Read scope is constrained to:

  • MEMORY.md / memory.md
  • memory/**/*.md
  • configured markdown extraPaths

Supports partial reads by line range.


5. Indexing and Retrieval Pipeline

5.1 Manager Lifecycle

MemoryIndexManager is cached per effective (agentId + workspaceDir + memorySearchConfig).

5.2 File Discovery

Default sources:

  • MEMORY.md / memory.md
  • memory/**/*.md
  • optional extraPaths

Only .md files are indexed; symlinks are skipped.

5.3 Chunking

chunkMarkdown uses character approximation (tokens * 4) and tracks line ranges.

5.4 Embedding Providers

Supports openai, gemini, local, auto, with fallback and retry behavior.

5.5 Hybrid Scoring

Final score combines vector and text channels:

final = vectorWeight * vectorScore + textWeight * textScore

FTS unavailable -> vector-only. Vector unavailable -> keyword-only.


6. Sync and Freshness

  • File watchers mark memory sources dirty.
  • Sync can be triggered by session start, search call, debounce watcher, optional interval, or session deltas.
  • Search-triggered sync is async and non-blocking, so results can be briefly stale.

Rebuild triggers include provider/model/key changes, chunk config changes, or embedding dimension changes.

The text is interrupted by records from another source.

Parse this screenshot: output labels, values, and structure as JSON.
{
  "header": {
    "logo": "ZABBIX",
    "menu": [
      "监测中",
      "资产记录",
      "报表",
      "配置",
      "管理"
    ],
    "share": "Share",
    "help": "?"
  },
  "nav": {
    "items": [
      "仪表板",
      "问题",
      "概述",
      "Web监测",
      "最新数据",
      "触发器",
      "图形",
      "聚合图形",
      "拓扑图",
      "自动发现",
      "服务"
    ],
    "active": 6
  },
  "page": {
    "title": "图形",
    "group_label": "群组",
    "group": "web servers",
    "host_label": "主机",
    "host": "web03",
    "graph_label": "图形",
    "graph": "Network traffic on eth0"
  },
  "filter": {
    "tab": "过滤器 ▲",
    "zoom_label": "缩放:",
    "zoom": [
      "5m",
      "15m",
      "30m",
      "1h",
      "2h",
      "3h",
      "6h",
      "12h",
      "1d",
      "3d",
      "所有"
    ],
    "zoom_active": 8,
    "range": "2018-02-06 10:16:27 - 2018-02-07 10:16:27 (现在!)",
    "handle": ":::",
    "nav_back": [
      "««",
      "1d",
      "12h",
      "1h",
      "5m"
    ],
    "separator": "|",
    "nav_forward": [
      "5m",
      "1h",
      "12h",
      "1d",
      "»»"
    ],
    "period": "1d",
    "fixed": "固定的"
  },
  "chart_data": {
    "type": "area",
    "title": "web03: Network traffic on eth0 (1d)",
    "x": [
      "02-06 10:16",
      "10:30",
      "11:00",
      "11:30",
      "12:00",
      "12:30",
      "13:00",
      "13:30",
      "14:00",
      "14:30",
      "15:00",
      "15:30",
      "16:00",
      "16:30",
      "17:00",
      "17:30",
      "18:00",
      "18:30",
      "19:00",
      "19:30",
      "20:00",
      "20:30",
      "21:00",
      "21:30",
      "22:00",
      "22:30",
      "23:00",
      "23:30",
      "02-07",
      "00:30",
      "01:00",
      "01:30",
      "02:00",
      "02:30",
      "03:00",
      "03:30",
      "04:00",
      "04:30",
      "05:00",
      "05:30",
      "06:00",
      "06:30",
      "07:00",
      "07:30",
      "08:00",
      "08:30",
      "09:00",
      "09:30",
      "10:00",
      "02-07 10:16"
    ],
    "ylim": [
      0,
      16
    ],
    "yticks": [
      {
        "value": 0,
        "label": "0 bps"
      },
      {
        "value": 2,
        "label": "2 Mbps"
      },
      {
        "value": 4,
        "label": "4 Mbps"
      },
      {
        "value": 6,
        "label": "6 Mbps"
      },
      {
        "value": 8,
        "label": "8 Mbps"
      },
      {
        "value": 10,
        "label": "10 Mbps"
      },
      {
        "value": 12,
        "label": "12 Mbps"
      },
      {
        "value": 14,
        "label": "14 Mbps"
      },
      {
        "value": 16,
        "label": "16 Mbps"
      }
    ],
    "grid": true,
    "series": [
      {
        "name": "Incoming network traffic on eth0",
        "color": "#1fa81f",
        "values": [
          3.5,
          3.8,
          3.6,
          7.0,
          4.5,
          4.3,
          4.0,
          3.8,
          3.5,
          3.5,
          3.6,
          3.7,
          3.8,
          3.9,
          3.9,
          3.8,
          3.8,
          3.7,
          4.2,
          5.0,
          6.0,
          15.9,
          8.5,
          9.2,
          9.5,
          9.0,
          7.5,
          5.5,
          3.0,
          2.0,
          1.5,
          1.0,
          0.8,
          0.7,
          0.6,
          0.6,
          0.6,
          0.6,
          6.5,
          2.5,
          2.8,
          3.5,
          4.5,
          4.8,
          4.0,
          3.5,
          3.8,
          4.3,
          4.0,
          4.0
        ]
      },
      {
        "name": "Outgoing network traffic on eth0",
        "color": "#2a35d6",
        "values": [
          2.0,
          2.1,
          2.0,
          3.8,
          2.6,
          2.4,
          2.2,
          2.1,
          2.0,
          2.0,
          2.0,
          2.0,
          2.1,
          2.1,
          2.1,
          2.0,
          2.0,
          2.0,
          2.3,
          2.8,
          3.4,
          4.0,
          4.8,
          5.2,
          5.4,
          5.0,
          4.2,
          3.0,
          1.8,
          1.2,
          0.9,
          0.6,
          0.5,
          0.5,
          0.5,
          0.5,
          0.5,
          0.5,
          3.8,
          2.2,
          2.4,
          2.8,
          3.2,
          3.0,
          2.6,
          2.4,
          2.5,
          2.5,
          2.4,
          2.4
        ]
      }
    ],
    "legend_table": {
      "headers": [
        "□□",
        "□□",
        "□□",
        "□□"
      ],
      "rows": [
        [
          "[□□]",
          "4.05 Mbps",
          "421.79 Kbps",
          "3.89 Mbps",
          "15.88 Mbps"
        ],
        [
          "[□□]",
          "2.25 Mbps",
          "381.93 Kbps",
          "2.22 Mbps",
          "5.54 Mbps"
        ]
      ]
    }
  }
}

7. Experimental Session Memory Search

Enabled only when:

  • agents.defaults.memorySearch.experimental.sessionMemory = true
  • memorySearch.sources includes sessions

Session transcript text can be indexed, but memory_get still does not directly expose raw transcript files.


8. Security Boundaries

  • memory_get enforces strict path and extension checks.
  • File readers ignore symlinks.
  • Session transcript storage is part of trust boundary and must be controlled by filesystem policy.

9. Potential Issues (Code Review)

  1. Keyword query parsing is weak for pure Chinese text

    • Current FTS token extraction is largely alphanumeric-focused.
  2. Search-triggered sync is fire-and-forget

    • Immediate query results may lag behind latest file updates.
  3. Char-based token approximation can drift from real tokenizer behavior

    • Can produce overly large or fragmented chunks in multilingual/code-heavy content.
  4. Session-memory indexing lacks fine-grained desensitization hooks

    • Sensitive data can enter index if transcript source is enabled.
  5. Broad directory-style extraPaths can inflate cost and noise

    • Large recursive markdown trees may increase embedding cost and reduce retrieval precision.